Current state: Under Discussion
Discussion thread: KIP-424: Allow suppression of intermediate events based on wall clock time
JIRA: KAFKA-7748
Please keep the discussion on the mailing list rather than commenting on the wiki (wiki discussions get unwieldy fast).
This proposal would add a new method, untilWallClockTimeLimit
, to the Suppressed
interface:
/**
* Configure the suppression to wait {@code timeToWaitForMoreEvents} amount of wall clock time after receiving a record
* before emitting it further downstream. If another record for the same key arrives in the mean time, it replaces
* the first record in the buffer but does <em>not</em> re-start the timer.
*
* @param timeToWaitForMoreEvents The amount of wall clock time to wait, per record, for new events.
* @param bufferConfig A configuration specifying how much space to use for buffering intermediate results.
* @param <K> The key type for the KTable to apply this suppression to.
* @return a suppression configuration
*/
static <K> Suppressed<K> untilWallClockTimeLimit(final Duration timeToWaitForMoreEvents, final BufferConfig bufferConfig);
The intention is to configure an upper bound for how frequently streams will send updates for a particular windowed key downstream. It will function as a rate limiter for cases where the cache fills up, or there is no cache, to ensure streams will not flood downstream. It does require data to flow through at at least the rate specified in order to maintain that flow. For example, configuring a timeToWaitForMoreEvents
for a duration of 5 seconds would mean that you never receive more than one update downstream for a key within any 5 second period. However, checks against the wall clock are event driven: if no events are received in over 5 seconds, no events will be sent downstream.
The main code change here is in KTableSuppressProcessor.enforceConstraints()

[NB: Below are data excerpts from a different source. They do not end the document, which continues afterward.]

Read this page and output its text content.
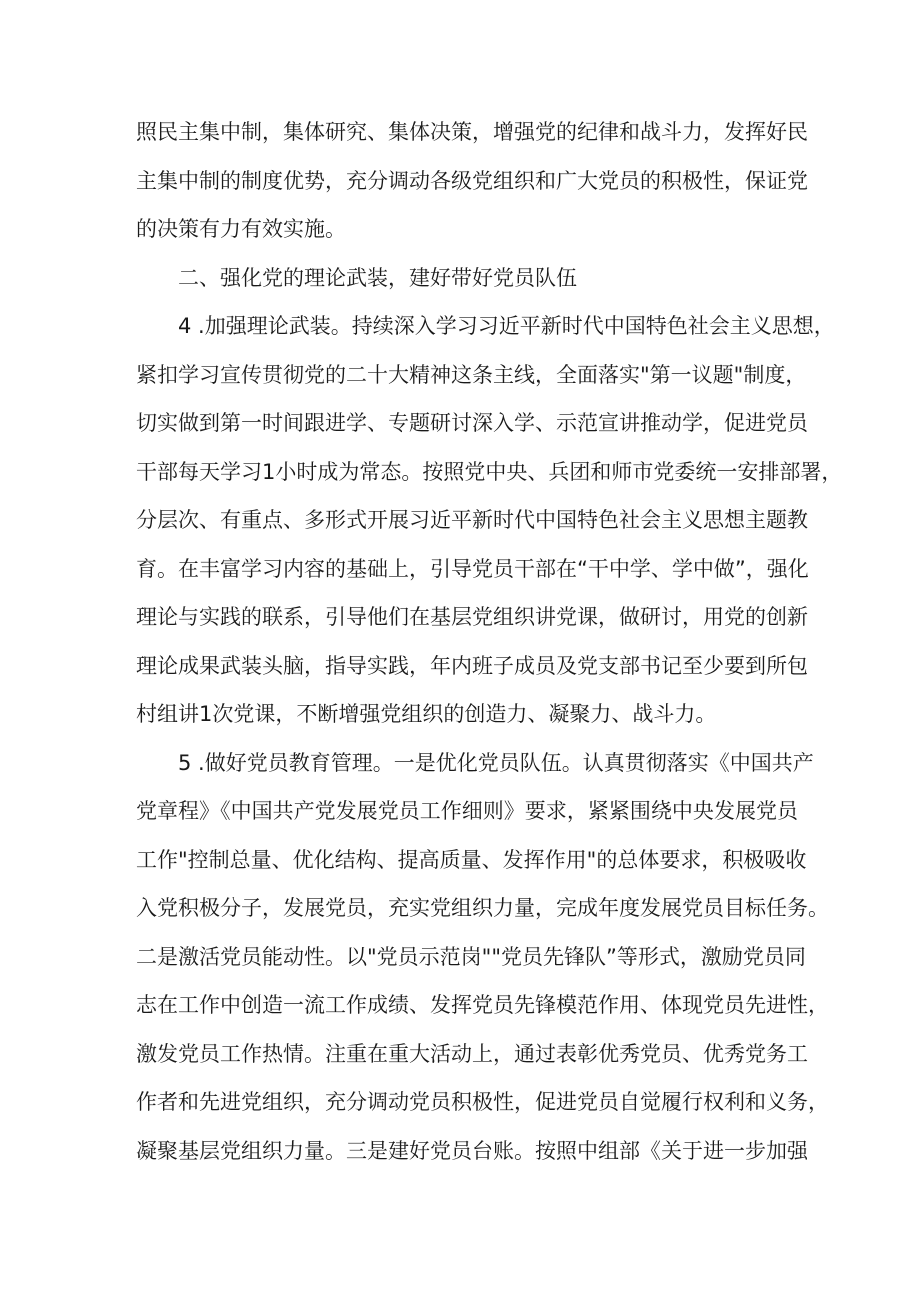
照民主集中制，集体研究、集体决策，增强党的纪律和战斗力，发挥好民
主集中制的制度优势，充分调动各级党组织和广大党员的积极性，保证党
的决策有力有效实施。
二、强化党的理论武装，建好带好党员队伍
4 .加强理论武装。持续深入学习习近平新时代中国特色社会主义思想，
紧扣学习宣传贯彻党的二十大精神这条主线，全面落实"第一议题"制度，
切实做到第一时间跟进学、专题研讨深入学、示范宣讲推动学，促进党员
干部每天学习1小时成为常态。按照党中央、兵团和师市党委统一安排部署，
分层次、有重点、多形式开展习近平新时代中国特色社会主义思想主题教
育。在丰富学习内容的基础上，引导党员干部在“干中学、学中做”，强化
理论与实践的联系，引导他们在基层党组织讲党课，做研讨，用党的创新
理论成果武装头脑，指导实践，年内班子成员及党支部书记至少要到所包
村组讲1次党课，不断增强党组织的创造力、凝聚力、战斗力。
5 .做好党员教育管理。一是优化党员队伍。认真贯彻落实《中国共产
党章程》《中国共产党发展党员工作细则》要求，紧紧围绕中央发展党员
工作"控制总量、优化结构、提高质量、发挥作用"的总体要求，积极吸收
入党积极分子，发展党员，充实党组织力量，完成年度发展党员目标任务。
二是激活党员能动性。以"党员示范岗""党员先锋队”等形式，激励党员同
志在工作中创造一流工作成绩、发挥党员先锋模范作用、体现党员先进性，
激发党员工作热情。注重在重大活动上，通过表彰优秀党员、优秀党务工
作者和先进党组织，充分调动党员积极性，促进党员自觉履行权利和义务，
凝聚基层党组织力量。三是建好党员台账。按照中组部《关于进一步加强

, we will need a new predicate to determine when to emit. The InMemoryTimeOrderedKeyValueBuffer
may need to keep track of when we last evicted.
The commit.interval.ms
configuration variable provides a helpful upper bound in how often updates are emitted downstream. However, this requires that cache.max.bytes.buffering
is never full, which is difficult to manage for certain loads and defeats the purpose of having RocksDB as a state store.